Digital Asset Treasury Companies Struggle with Compressing Premiums
The publicly traded digital asset treasury companies that have been using their balance sheets to hold cryptocurrencies as a core strategy are facing significant challenges. The model, which was pioneered by companies like Strategy (formerly MicroStrategy) and has attracted staggering capital of at least $86 billion for token acquisitions in 2025, is no longer viable due to compressing premium-to-NAV multiples.
The metric that matters here is the market NAV multiple (mNAV). When mNAV is above 1.0, a company's market cap exceeds the value of its crypto stash, resulting in a premium baked into the stock. This premium is what makes each new share sale accretive, allowing companies to buy more tokens than they would if they just issued shares at face value.

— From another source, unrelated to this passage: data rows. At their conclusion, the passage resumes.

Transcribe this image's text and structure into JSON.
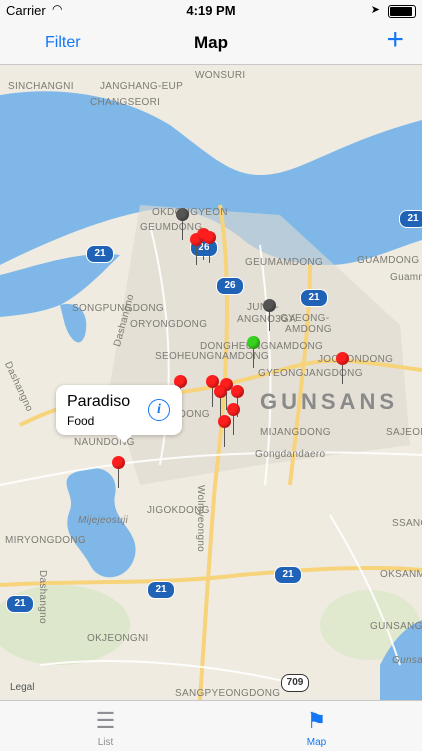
{
  "status_bar": {
    "carrier": "Carrier",
    "time": "4:19 PM"
  },
  "nav": {
    "left_button": "Filter",
    "title": "Map",
    "right_icon": "plus-icon"
  },
  "map": {
    "city_label": "GUNSANS",
    "area_labels": [
      "SINCHANGNI",
      "JANGHANG-EUP",
      "CHANGSEORI",
      "WONSURI",
      "OKDONGYEON",
      "GEUMDONG",
      "GEUMAMDONG",
      "GUAMDONG",
      "Guamnu",
      "SONGPUNGDONG",
      "ORYONGDONG",
      "JUNG-",
      "ANGNO3GA",
      "GYEONG-",
      "AMDONG",
      "DONGHEUNGNAMDONG",
      "SEOHEUNGNAMDONG",
      "JOCHONDONG",
      "GYEONGJANGDONG",
      "SONGDONG",
      "MIJANGDONG",
      "SAJEON",
      "NAUNDONG",
      "Gongdandaero",
      "Wolmyeongno",
      "Mijejeosuji",
      "JIGOKDONG",
      "SSANG",
      "MIRYONGDONG",
      "Dashangno",
      "Dashangno",
      "OKSANM",
      "OKJEONGNI",
      "GUNSANG",
      "SANGPYEONGDONG",
      "Gunsanje",
      "Dashangno"
    ],
    "route_shields": [
      "21",
      "26",
      "26",
      "21",
      "21",
      "21",
      "21",
      "21",
      "21",
      "709"
    ],
    "legal": "Legal",
    "pins": [
      {
        "color": "gray"
      },
      {
        "color": "red"
      },
      {
        "color": "red"
      },
      {
        "color": "red"
      },
      {
        "color": "gray"
      },
      {
        "color": "green"
      },
      {
        "color": "red"
      },
      {
        "color": "red"
      },
      {
        "color": "red"
      },
      {
        "color": "red"
      },
      {
        "color": "red"
      },
      {
        "color": "red"
      },
      {
        "color": "red"
      },
      {
        "color": "red"
      },
      {
        "color": "red"
      }
    ],
    "callout": {
      "name": "Paradiso",
      "category": "Food",
      "icon": "info-icon"
    }
  },
  "tabs": [
    {
      "label": "List",
      "icon": "list-icon",
      "selected": false
    },
    {
      "label": "Map",
      "icon": "map-icon",
      "selected": true
    }
  ],
  "colors": {
    "accent": "#1476f5",
    "pin_red": "#ff1e1e",
    "pin_gray": "#555555",
    "pin_green": "#37d21e",
    "water": "#7fb8e8",
    "shield": "#1f62b6"
  }
}
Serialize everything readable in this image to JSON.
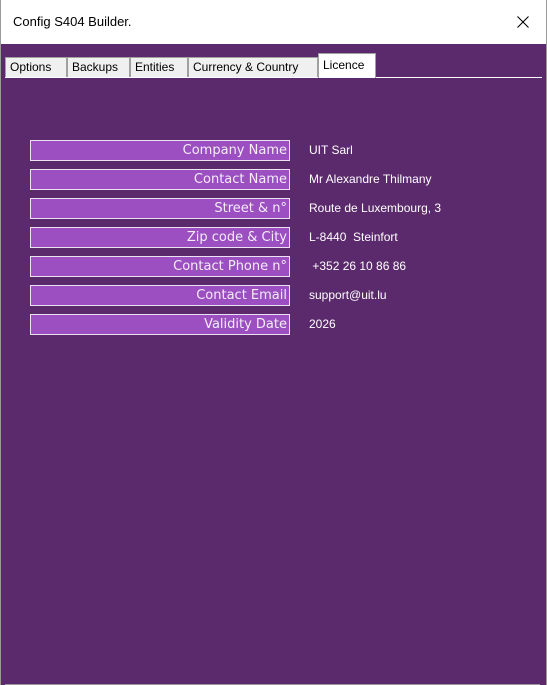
{
  "window": {
    "title": "Config S404 Builder."
  },
  "tabs": [
    {
      "label": "Options"
    },
    {
      "label": "Backups"
    },
    {
      "label": "Entities"
    },
    {
      "label": "Currency & Country"
    },
    {
      "label": "Licence",
      "active": true
    }
  ],
  "licence": {
    "fields": [
      {
        "label": "Company Name",
        "value": "UIT Sarl"
      },
      {
        "label": "Contact Name",
        "value": "Mr Alexandre Thilmany"
      },
      {
        "label": "Street & n°",
        "value": "Route de Luxembourg, 3"
      },
      {
        "label": "Zip code & City",
        "value": "L-8440  Steinfort"
      },
      {
        "label": "Contact Phone n°",
        "value": " +352 26 10 86 86"
      },
      {
        "label": "Contact Email",
        "value": "support@uit.lu"
      },
      {
        "label": "Validity Date",
        "value": "2026"
      }
    ]
  },
  "icons": {
    "close": "close-icon"
  },
  "colors": {
    "panel_background": "#5b2a6c",
    "label_background": "#9b4fc0",
    "label_border": "#ece2f2",
    "value_text": "#ffffff"
  }
}
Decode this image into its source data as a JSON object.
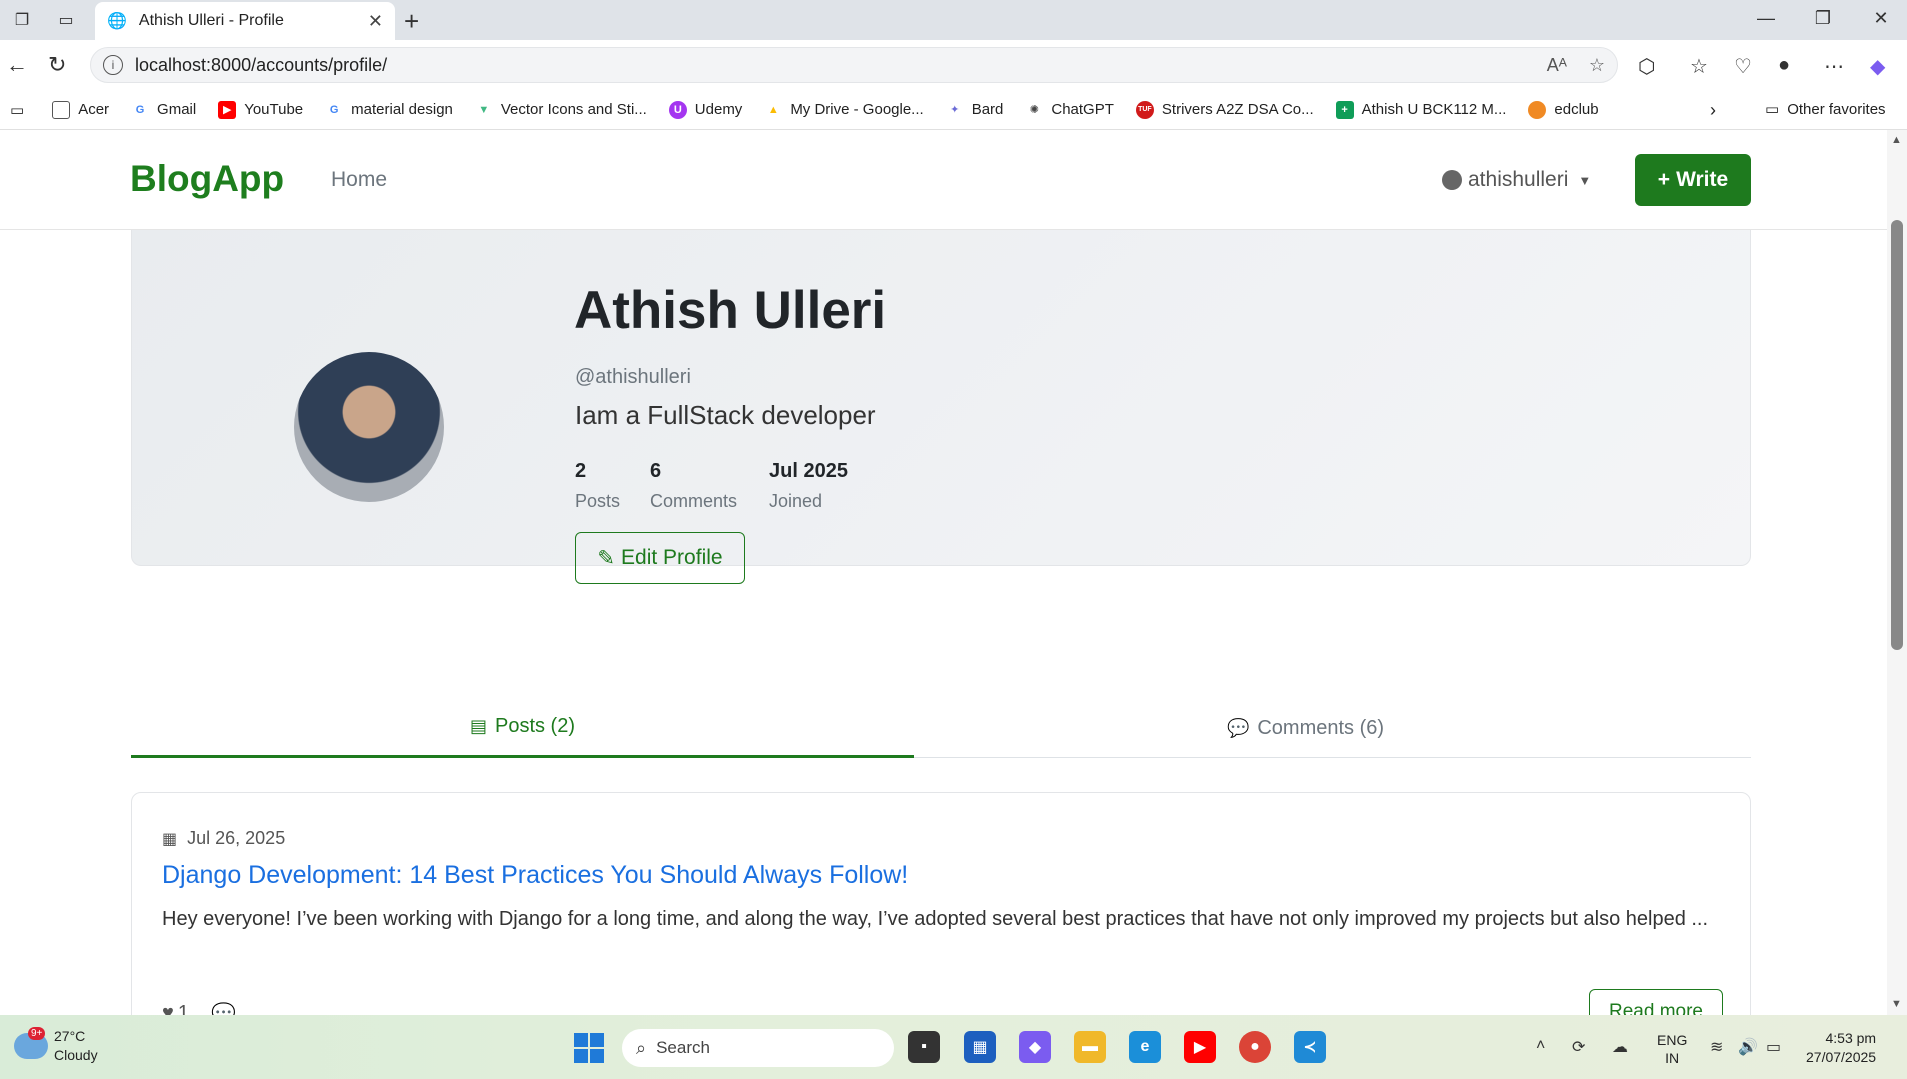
{
  "browser": {
    "tab_title": "Athish Ulleri - Profile",
    "url": "localhost:8000/accounts/profile/",
    "bookmarks": [
      {
        "label": "Acer",
        "icon": "folder-icon",
        "color": "#555555"
      },
      {
        "label": "Gmail",
        "icon": "google-icon",
        "color": "#4285f4"
      },
      {
        "label": "YouTube",
        "icon": "youtube-icon",
        "color": "#ff0000"
      },
      {
        "label": "material design",
        "icon": "google-icon",
        "color": "#4285f4"
      },
      {
        "label": "Vector Icons and Sti...",
        "icon": "vector-icon",
        "color": "#41b883"
      },
      {
        "label": "Udemy",
        "icon": "udemy-icon",
        "color": "#a435f0"
      },
      {
        "label": "My Drive - Google...",
        "icon": "drive-icon",
        "color": "#fbbc04"
      },
      {
        "label": "Bard",
        "icon": "sparkle-icon",
        "color": "#6b6bd6"
      },
      {
        "label": "ChatGPT",
        "icon": "chatgpt-icon",
        "color": "#444444"
      },
      {
        "label": "Strivers A2Z DSA Co...",
        "icon": "tuf-icon",
        "color": "#d11a1a"
      },
      {
        "label": "Athish U BCK112 M...",
        "icon": "sheets-icon",
        "color": "#0f9d58"
      },
      {
        "label": "edclub",
        "icon": "edclub-icon",
        "color": "#f08a24"
      }
    ],
    "other_favorites": "Other favorites"
  },
  "navbar": {
    "brand": "BlogApp",
    "home": "Home",
    "username": "athishulleri",
    "write": "Write"
  },
  "profile": {
    "name": "Athish Ulleri",
    "handle": "@athishulleri",
    "bio": "Iam a FullStack developer",
    "stats": [
      {
        "value": "2",
        "label": "Posts"
      },
      {
        "value": "6",
        "label": "Comments"
      },
      {
        "value": "Jul 2025",
        "label": "Joined"
      }
    ],
    "edit_label": "Edit Profile"
  },
  "tabs": {
    "posts": "Posts (2)",
    "comments": "Comments (6)"
  },
  "post": {
    "date": "Jul 26, 2025",
    "title": "Django Development: 14 Best Practices You Should Always Follow!",
    "excerpt": "Hey everyone! I’ve been working with Django for a long time, and along the way, I’ve adopted several best practices that have not only improved my projects but also helped ...",
    "likes": "1",
    "read_more": "Read more"
  },
  "taskbar": {
    "badge": "9+",
    "temp": "27°C",
    "weather": "Cloudy",
    "search": "Search",
    "lang1": "ENG",
    "lang2": "IN",
    "time": "4:53 pm",
    "date": "27/07/2025"
  },
  "colors": {
    "brand_green": "#1e7a1e",
    "link_blue": "#1a6fe0"
  }
}
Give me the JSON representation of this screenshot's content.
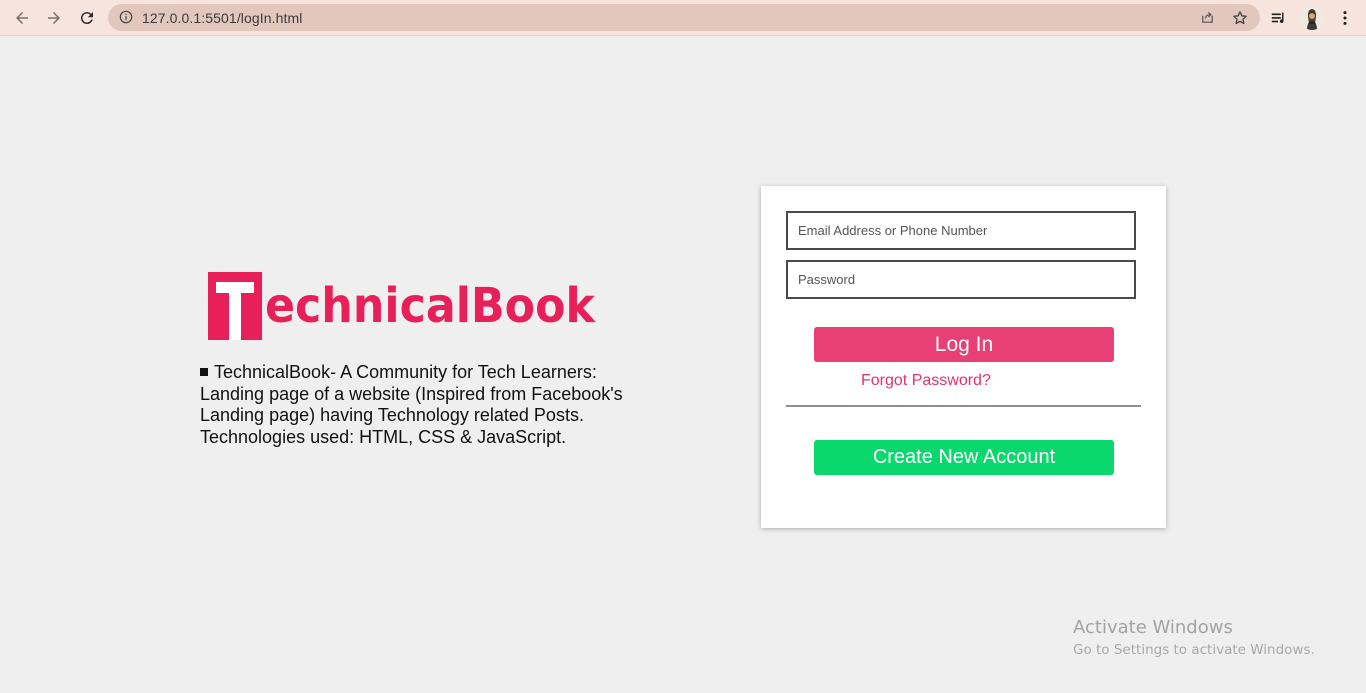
{
  "browser": {
    "url": "127.0.0.1:5501/logIn.html",
    "icons": [
      "back-arrow-icon",
      "forward-arrow-icon",
      "reload-icon",
      "site-info-icon",
      "share-icon",
      "bookmark-star-icon",
      "reading-list-icon",
      "profile-avatar",
      "more-vert-icon"
    ]
  },
  "brand": {
    "logo_text": "TechnicalBook",
    "logo_color": "#e8205a"
  },
  "description": {
    "lines": [
      "TechnicalBook- A Community for Tech Learners:",
      "Landing page of a website (Inspired from Facebook's",
      "Landing page) having Technology related Posts.",
      "Technologies used: HTML, CSS & JavaScript."
    ]
  },
  "login_form": {
    "email_placeholder": "Email Address or Phone Number",
    "email_value": "",
    "password_placeholder": "Password",
    "password_value": "",
    "login_label": "Log In",
    "forgot_label": "Forgot Password?",
    "create_label": "Create New Account",
    "colors": {
      "login": "#e83f76",
      "forgot": "#e2346c",
      "create": "#0bd86c"
    }
  },
  "watermark": {
    "title": "Activate Windows",
    "subtitle": "Go to Settings to activate Windows."
  }
}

However, when mNAV compresses or even turns negative, as it has for some companies like Bitmine and SharpLink Gaming, issuing new shares to buy more tokens becomes destructive to existing shareholders. The dilution problem compounds quickly, putting downward pressure on stock prices, which in turn shrinks the premium.
As a result, investors who used these stocks as a proxy for Bitcoin exposure are reevaluating their strategy. With traditional funding mechanisms at risk of breaking down during market downturns and regulatory headwinds adding to operational costs, the case for owning these stocks over spot Bitcoin ETFs weakens considerably.